It’s put up or shut up time for House Speaker Paul Ryan (WI) and his fellow Republicans to offer their take on the sprawling federal budget.
The day lawmakers adjourned for a for a weeklong recess, Ryan reportedly laid out three options for the chamber’s Republican Conference; they could put forward a blueprint that adheres to the topline set by the two-year budget deal reached last September; they could propose a plan that cuts spending by returning to last year’s sequester levels; or, they could just give up all together.
He then sent them home and gave them a week to mull it over.
All three options are perilous for Ryan, a former Budget Committee chair, and his vision of offering the country a forward-looking, conservative alternative to Democratic prescriptions in a presidential election year.
Sticking to the budget deal, the route Ryan has advocated could rile up two camps within the House GOP. The first is the House Freedom Caucus, a clan of around 40 lawmakers who want to shave at least $30 billion off the dollar amount set by the spending agreement.

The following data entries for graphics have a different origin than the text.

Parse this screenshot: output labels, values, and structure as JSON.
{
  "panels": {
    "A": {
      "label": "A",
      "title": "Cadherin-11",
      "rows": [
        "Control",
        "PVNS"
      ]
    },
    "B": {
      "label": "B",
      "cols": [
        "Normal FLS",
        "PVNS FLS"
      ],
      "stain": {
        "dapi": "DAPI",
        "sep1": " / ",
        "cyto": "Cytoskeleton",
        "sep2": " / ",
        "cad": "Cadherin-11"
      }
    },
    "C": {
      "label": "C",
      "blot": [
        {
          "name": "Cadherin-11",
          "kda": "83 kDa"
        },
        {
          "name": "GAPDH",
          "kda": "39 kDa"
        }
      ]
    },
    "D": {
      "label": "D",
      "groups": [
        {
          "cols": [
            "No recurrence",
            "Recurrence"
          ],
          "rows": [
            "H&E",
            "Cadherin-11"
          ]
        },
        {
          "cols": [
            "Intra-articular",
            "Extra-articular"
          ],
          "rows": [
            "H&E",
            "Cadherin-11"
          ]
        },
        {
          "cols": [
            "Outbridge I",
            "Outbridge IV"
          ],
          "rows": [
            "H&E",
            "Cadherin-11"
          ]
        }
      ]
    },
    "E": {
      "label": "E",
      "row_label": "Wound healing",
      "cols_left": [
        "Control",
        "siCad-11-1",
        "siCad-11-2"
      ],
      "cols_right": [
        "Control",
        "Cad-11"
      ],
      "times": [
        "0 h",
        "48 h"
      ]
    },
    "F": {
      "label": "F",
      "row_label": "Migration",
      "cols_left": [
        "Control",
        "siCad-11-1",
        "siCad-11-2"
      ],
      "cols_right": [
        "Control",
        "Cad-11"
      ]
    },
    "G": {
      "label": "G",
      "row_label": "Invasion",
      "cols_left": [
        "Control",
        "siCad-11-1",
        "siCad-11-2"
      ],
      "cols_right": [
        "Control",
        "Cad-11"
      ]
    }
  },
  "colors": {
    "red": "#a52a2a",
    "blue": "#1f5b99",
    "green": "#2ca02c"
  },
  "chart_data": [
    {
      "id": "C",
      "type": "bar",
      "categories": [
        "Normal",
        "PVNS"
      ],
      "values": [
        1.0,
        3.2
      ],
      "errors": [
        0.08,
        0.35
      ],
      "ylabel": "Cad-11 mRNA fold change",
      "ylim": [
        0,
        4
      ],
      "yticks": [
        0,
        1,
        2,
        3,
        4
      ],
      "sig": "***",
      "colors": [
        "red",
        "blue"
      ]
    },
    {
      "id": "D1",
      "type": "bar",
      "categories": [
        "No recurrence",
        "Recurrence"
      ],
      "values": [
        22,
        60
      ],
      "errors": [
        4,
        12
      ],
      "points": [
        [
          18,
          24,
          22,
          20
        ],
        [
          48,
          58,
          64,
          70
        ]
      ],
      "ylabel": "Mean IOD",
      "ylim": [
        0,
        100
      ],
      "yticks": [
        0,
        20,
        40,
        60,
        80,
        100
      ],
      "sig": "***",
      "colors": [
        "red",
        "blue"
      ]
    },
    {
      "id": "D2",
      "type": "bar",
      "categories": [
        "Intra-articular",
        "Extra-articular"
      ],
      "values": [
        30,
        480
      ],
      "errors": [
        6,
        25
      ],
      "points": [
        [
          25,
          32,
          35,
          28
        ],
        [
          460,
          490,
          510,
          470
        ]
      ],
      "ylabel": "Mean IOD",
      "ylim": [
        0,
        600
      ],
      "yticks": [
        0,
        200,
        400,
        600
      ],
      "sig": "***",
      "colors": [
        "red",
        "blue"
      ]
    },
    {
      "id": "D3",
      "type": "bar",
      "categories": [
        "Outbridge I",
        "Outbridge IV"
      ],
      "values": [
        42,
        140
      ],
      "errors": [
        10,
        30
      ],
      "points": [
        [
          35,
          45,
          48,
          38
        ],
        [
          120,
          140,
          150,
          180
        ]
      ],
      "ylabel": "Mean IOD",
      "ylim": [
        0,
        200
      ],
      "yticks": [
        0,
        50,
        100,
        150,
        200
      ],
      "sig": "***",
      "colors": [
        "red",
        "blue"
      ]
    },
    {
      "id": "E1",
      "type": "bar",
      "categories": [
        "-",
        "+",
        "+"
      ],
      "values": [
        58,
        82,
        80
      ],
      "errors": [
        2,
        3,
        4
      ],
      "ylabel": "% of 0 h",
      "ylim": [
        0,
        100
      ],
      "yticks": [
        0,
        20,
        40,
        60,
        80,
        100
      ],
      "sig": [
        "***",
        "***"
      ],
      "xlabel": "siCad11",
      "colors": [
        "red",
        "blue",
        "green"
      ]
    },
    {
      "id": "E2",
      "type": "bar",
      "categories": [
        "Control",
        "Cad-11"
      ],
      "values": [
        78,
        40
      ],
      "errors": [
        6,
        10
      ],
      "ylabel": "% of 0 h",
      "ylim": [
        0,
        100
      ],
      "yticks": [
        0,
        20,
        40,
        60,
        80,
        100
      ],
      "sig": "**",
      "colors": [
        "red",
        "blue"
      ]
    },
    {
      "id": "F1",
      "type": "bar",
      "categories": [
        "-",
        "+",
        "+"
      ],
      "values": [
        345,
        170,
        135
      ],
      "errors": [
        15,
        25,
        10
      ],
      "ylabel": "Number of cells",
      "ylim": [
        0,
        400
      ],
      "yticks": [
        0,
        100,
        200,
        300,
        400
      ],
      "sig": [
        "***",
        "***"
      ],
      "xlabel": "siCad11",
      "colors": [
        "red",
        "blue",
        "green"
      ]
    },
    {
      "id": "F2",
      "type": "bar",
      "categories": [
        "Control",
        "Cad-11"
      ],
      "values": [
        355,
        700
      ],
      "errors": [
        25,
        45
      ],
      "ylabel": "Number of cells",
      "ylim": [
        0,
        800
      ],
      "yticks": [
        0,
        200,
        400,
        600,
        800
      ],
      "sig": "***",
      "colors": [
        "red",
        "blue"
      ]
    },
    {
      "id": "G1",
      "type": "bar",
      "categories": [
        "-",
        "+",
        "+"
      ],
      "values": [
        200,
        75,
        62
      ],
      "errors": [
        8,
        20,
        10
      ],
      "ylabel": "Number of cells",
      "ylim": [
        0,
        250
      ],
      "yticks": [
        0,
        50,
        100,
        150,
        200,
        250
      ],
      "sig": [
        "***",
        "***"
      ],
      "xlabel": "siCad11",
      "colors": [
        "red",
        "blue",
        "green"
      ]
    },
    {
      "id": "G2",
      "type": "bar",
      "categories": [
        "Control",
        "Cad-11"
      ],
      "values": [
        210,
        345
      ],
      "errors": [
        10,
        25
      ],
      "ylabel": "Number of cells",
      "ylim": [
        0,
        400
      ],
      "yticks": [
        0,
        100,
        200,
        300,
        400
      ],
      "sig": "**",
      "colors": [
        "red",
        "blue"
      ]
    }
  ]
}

“We need to write a budget that reflects the environment we’re in,” Freedom Caucus Chairman Jim Jordan (R-OH) said earlier this month, referring to the U.S. national debt hitting $19 trillion and a Congressional Budget Office report that said the deficit will climb in 2016 for the first time in seven years.
Ryan has made several personal overtures to the Freedom Caucus, cognizant that the group’s bitter spats helped drive his predecessor, John Boehner, from office last year.
Sticking with a static figure could also ruffle the feathers of GOP defense hawks, who want to see the Defense Department’s Overseas Contingency Operations (OCO) account, also known as the war fund, pumped up by at least $20 billion.
A budget at a lower number would infuriate moderate Republicans, who would view the move as the party going back on its word with the White House. A slimmer budget would also face major hurdles in the Senate, where GOP leaders don’t want to rock the boat during an election year in which their majority is at stake.
A pared-down roadmap would die in the upper chamber, forcing the GOP to turn to the Democrats to pass the legislation, which they would alter further to push their priorities.
Congressional budgets don’t have the rule of law, but they do act as a fiscal blueprint that lays out in detail the majority party’s spending priorities for the year. If Ryan can’t bring the various flanks of his party together, he’ll be forced to ignore a major messaging opportunity for 2016 and suffer the first loss of his young speakership.
Failure to build a budget would also likely scrap the appropriations and lead to a catchall Omnibus spending bill in the fall, something that is anathema to many House Republicans and could spark a fresh round of fierce, intraparty arguments.
The path should become clear after the House Republican Conference meets this week, and Ryan could be as surprised as anyone with the choice his members make.